L’IA bientôt plus chère qu’un développeur (dans moins de deux ans)
Les entreprises qui utilisent des agents IA pour coder risquent de dépasser leurs budgets IT si elles ne mettent pas en place des outils d'audits appropriés et qu’elles ne fixent pas d’objectifs clairs, avertissent Gartner et KPMG.
par
Paige Gross, reporter
Publié le: 29 juin 2026
L’augmentation du prix des tokens va faire que d’ici 2028 l’IA sera plus coûteuse qu’un salaire moyen de développeur. C’est ce qu’estime un nouveau rapport du Gartner. Cette bascule est la conséquence de la généralisation à venir de la tarification à la consommation (tokenisation) qui remplace petit à petit le modèle de tarification par abonnement chez les principaux acteurs de l’IA.
Des coûts plus imprévisibles
Cette évolution rend également les coûts de l’IA plus imprévisibles, ce qui complique la planification budgétaire pour les DSI. D’autant plus que le calcul et la facturation des tokens manquent de transparence de la part des fournisseurs, regrette le rapport.
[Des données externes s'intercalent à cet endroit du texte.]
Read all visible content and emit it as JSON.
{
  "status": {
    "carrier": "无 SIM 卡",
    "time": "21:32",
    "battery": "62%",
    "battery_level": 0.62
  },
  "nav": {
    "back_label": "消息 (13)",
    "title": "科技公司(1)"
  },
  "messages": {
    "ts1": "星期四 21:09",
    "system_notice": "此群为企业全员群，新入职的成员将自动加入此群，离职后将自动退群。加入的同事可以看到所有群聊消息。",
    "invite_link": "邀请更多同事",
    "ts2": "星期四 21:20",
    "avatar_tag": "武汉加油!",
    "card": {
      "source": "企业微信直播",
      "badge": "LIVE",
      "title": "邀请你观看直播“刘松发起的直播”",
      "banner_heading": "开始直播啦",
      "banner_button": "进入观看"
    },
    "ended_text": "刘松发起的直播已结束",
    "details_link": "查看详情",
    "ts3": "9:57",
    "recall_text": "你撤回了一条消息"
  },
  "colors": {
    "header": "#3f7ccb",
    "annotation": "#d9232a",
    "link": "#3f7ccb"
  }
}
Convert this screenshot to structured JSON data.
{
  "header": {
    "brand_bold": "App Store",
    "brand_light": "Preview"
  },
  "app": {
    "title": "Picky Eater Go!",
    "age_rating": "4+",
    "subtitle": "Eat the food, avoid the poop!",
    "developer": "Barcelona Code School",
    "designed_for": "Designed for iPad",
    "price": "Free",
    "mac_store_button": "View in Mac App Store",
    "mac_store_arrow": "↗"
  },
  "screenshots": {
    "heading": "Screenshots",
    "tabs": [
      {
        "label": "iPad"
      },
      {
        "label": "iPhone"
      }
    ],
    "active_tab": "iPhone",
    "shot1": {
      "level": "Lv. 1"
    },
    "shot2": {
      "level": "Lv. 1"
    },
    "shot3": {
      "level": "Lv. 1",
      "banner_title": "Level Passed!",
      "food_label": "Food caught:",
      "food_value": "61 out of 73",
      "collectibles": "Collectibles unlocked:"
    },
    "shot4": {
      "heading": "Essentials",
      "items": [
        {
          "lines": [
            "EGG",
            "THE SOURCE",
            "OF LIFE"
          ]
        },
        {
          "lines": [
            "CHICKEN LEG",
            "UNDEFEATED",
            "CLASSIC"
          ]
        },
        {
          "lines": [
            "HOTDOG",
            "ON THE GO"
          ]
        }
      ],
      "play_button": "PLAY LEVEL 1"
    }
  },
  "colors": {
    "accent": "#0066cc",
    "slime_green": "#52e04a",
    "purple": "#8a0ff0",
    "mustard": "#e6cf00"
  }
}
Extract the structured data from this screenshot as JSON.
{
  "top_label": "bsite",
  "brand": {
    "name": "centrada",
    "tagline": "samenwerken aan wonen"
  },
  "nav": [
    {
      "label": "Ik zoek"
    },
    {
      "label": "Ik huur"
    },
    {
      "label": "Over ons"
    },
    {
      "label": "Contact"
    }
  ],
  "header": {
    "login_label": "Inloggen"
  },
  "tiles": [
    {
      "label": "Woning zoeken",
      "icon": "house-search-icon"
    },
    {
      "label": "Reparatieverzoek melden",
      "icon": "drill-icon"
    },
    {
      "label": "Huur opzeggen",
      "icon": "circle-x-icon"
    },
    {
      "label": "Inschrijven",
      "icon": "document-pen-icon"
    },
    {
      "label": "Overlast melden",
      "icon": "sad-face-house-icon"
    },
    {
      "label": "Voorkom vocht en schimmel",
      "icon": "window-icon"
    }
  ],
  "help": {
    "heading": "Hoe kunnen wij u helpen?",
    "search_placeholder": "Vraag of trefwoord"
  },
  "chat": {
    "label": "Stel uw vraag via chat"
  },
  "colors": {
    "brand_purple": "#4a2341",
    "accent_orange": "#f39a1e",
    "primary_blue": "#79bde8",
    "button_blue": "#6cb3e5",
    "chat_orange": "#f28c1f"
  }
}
Pour ne rien arranger, la tokenisation – et l’augmentation qui en découle – arrive alors que peu de projets d’IA ont eu un impact métier réellement mesurable.
« Les responsables de l’ingénierie logicielle s’inquiètent, car les dépenses liées aux tokens deviennent difficiles à justifier », constate Nitish Tyagi, analyste principal senior chez Gartner, « et les budgets s’épuisent plus vite que prévu. »
L’adoption généralisée fait grimper la facture
L’intégration de l’IA dans les processus de développement est devenue la norme. Les développeurs passent moins de temps à coder et davantage à superviser les outputs de l’IA.
« Les coûts de l’IA vont continuer à augmenter, car les investissements des grands fournisseurs dans leurs infrastructures et leurs besoins de rentabilité poussent les prix des LLM vers le haut. »
Nitish TyagiAnalyste principal senior, Gartner
L’adoption massive de l’IA en entreprise fait exploser les factures, en particulier dans les équipes de développement. Selon Gartner, les dérapages liés aux tokens résultent directement des lacunes de gouvernance : de nombreux responsables d’ingénierie logicielle laissent proliférer des agents IA autonomes sans contrôle dans leurs processus.
« Les coûts de l’IA vont continuer à augmenter, car les investissements des grands fournisseurs dans leurs infrastructures et leurs besoins de rentabilité poussent les prix des modèles (LLM) vers le haut », prévient Nitish Tyagi. « Parallèlement, les développeurs qui utilisent occasionnellement ces outils vont rapidement en devenir des utilisateurs intensifs. Cette démocratisation va faire que la consommation de tokens sera toujours plus importante. »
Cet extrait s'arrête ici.